The initiative that produced the report, launched in February and co-chaired by Panetta and Blair, included an 8,000-person survey, some done online and believed to be the largest poll on violent extremism. Participants were drawn from the United States, United Kingdom, France, Turkey, Indonesia, Egypt and India. The questions asked opinions on whether violent extremists’ would be able to gain weapons of mass destruction [the majority said yes], the extremists did what they do to make Islam look bad [a majority in Muslim countries agreed], and what needs to be done to counter the extremists’ appeal with dozens of options to choose from, etc.
Shannon Green, director of CSIS’ Human Rights Initiative, said Tuesday it recognizes
“a metastasizing of the threat” of violent extremism across the world and “posing a fundamental threat” to Muslim and non-Muslim nations.
Panetta mentioned the Islamic State now claiming adherents in Syria, Iraq, Libya and parts of Africa and south Asia; al-Shabaab, based in southern Somalia but carrying out terrorist attacks in neighboring countries like Kenya; and Boko Haram, based in northeastern Nigeria and carrying out attacks in surrounding countries as demonstrating how the extremist threat has expanded over time and territory.
Violent extremists “are recruiting a demographic group that is Muslim,” Farah Pandith, a former special representative to Muslim communities in the George W. Bush and Barack Obama administrations, said.
Imam Mohammed Magid, chairman of the International Interfaith Peace Corps and also a commission member panel, said, “We do believe American Muslims have to take ownership” of this issue of countering violent extremists coming from their community. He said the community has had some measure of success in doing this in the United States.
But “Muslim American would like to be looked at as prospects not suspects” in this endeavor, he added.
Magid said there are 1.5 billion Muslims today.
Mark Penn, president of the Stagwell Group that conducted the survey, noted “so few NGOs that are involved” in countering violent extremism. Complicating the matter with the NGOs is their small size and concentration on a single issue. Pandith said their attitude is: “I don’t want to be told what to do.”

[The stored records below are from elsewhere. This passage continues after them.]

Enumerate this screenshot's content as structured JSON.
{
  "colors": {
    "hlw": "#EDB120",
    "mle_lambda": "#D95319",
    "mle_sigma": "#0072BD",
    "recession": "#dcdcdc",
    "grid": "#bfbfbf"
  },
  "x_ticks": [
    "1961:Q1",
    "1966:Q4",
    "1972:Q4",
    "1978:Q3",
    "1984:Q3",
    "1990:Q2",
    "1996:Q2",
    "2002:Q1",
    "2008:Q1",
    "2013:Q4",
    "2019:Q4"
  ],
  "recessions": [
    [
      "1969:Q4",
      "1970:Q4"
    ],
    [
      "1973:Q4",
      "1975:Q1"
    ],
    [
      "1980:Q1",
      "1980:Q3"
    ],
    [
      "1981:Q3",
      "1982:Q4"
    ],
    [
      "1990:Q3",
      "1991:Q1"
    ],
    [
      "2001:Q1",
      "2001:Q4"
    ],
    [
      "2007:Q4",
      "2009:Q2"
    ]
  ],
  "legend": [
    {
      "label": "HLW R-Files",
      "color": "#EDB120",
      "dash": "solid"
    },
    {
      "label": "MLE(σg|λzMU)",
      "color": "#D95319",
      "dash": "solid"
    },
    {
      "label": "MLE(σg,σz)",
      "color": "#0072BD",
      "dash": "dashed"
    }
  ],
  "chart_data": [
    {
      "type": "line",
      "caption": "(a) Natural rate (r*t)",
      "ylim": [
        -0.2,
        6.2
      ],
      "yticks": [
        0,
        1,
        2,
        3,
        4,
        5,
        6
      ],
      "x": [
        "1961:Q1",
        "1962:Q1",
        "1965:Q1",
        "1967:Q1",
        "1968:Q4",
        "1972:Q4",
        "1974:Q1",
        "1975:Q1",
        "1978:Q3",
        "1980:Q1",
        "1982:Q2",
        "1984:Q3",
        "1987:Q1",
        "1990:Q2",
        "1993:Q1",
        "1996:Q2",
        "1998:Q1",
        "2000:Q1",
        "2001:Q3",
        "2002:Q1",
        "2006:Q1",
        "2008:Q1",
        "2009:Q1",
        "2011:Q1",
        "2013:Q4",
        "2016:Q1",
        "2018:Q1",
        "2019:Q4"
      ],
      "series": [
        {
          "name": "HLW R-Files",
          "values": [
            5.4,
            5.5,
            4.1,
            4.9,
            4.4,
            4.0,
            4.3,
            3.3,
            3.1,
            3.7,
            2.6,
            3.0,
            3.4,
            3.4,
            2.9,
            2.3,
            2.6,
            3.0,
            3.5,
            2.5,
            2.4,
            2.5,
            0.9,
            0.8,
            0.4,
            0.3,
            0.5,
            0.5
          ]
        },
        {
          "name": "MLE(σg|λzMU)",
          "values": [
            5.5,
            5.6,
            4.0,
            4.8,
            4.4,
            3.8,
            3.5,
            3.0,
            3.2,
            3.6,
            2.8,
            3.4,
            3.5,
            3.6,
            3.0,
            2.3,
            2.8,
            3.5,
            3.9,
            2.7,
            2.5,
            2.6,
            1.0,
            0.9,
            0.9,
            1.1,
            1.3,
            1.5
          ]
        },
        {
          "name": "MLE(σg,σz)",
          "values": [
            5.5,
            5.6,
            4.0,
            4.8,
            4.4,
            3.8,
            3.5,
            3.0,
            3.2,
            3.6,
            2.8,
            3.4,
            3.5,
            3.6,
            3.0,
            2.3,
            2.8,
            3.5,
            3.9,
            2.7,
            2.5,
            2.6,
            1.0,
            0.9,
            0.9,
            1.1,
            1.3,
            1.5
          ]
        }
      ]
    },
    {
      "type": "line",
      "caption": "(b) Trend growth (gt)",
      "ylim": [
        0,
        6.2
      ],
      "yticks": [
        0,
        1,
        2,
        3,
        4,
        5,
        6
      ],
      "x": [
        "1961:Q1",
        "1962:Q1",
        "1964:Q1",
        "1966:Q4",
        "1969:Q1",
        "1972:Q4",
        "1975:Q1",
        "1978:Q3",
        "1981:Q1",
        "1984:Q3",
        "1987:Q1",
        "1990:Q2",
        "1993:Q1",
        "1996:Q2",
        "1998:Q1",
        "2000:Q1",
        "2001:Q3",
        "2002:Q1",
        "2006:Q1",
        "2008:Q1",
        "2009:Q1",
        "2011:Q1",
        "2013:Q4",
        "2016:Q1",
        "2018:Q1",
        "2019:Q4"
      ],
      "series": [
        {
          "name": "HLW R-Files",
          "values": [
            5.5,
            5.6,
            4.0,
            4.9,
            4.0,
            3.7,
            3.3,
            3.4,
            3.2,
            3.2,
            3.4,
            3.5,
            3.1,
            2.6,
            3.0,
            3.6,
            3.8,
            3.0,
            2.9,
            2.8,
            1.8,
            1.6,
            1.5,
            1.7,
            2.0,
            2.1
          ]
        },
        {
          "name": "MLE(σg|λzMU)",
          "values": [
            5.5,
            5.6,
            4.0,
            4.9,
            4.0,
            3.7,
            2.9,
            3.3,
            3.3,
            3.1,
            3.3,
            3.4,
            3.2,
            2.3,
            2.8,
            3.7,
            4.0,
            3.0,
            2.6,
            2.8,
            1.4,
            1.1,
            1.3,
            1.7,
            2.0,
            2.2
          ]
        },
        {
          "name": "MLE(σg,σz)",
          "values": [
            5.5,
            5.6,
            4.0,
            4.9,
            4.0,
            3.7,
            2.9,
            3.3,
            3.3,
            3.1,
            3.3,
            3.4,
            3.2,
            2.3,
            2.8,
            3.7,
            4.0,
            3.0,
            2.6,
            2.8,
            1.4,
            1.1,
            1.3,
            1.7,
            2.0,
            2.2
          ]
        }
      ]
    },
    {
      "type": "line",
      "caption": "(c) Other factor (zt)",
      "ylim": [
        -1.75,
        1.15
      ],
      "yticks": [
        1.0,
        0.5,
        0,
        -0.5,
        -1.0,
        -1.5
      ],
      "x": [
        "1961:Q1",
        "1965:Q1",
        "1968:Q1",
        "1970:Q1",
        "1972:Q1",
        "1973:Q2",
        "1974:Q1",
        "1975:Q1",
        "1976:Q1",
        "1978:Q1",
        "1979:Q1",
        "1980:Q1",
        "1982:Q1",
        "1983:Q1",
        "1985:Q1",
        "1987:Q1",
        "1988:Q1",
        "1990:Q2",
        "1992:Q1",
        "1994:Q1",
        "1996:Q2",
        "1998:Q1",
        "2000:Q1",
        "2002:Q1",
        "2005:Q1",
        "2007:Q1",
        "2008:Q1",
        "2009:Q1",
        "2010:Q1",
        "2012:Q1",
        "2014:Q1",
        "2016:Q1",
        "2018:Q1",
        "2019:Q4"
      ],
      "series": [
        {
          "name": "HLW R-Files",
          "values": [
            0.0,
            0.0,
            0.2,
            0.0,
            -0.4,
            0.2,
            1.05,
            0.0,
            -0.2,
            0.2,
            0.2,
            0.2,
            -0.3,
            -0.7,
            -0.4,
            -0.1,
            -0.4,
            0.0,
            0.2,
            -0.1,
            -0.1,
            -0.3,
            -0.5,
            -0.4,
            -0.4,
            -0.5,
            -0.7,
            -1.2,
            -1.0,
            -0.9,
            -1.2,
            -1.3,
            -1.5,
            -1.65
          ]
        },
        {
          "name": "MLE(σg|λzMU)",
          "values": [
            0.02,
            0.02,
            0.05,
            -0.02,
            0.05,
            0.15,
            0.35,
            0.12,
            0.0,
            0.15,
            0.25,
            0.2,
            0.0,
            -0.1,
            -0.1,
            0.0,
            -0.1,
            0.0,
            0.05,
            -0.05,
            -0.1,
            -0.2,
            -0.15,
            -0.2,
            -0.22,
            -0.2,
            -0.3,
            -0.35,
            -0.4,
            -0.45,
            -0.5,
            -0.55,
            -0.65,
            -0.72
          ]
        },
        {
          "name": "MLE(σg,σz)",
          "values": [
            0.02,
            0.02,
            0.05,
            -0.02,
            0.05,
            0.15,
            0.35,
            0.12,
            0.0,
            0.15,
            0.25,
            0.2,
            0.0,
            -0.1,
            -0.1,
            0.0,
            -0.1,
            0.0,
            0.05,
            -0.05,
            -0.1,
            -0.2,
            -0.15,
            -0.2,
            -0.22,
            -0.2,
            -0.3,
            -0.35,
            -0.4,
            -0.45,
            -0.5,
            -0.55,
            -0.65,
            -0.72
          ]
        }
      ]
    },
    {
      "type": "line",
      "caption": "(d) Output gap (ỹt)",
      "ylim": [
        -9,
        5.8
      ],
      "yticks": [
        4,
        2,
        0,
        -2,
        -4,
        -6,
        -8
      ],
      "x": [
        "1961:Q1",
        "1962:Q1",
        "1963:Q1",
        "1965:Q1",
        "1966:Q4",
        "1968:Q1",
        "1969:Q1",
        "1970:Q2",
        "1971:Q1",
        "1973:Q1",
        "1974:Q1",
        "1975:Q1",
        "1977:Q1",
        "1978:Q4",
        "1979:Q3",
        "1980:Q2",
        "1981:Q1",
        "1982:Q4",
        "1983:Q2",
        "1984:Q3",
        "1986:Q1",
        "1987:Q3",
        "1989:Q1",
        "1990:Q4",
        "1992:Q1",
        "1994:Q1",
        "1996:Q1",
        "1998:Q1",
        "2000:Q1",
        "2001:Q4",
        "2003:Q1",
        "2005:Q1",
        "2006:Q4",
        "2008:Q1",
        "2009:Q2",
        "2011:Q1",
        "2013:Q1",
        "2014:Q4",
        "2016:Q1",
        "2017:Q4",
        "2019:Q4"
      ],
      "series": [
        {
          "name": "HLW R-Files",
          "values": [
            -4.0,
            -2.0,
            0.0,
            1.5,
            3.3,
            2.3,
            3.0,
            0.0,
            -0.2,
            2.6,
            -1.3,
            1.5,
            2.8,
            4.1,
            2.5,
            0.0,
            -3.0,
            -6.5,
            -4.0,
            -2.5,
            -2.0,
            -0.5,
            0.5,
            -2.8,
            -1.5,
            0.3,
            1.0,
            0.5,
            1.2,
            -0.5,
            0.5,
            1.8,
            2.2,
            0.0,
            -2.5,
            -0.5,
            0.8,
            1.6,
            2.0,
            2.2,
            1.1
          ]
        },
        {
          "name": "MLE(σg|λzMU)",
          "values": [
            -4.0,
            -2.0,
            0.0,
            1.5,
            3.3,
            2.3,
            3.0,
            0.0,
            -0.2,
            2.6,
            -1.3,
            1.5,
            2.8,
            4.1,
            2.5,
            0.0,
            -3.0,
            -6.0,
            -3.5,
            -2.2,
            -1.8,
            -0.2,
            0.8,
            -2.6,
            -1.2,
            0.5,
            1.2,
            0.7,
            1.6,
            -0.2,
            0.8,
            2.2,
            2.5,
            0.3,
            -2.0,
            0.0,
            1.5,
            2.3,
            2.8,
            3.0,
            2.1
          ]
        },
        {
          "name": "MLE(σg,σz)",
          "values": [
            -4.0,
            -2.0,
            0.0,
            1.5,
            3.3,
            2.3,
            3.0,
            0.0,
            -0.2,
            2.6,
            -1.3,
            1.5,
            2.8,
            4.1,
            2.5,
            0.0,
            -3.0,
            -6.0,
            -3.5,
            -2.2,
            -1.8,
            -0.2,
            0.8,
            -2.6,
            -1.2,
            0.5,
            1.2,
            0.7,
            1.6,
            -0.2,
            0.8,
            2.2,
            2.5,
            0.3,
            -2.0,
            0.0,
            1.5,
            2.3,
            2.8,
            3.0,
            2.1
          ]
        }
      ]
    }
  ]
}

She asked rhetorically, “How do you expect them to do it if they don’t have the money?”
The question that has to be answered in countering violent extremists: “Who’s actually going to do the work?”
As for the future, Blair said a better measure of success is not only reducing the number of attacks but “people feeling confident the government has the right tools to deal with It” and a global coalition to counter it.
“A lot will depend on [providing stability] to the breeding grounds” of the failed states in Syria, Libya and Yemen, Panetta said. Success also means giving “hope to young people they have some chance of success” in life.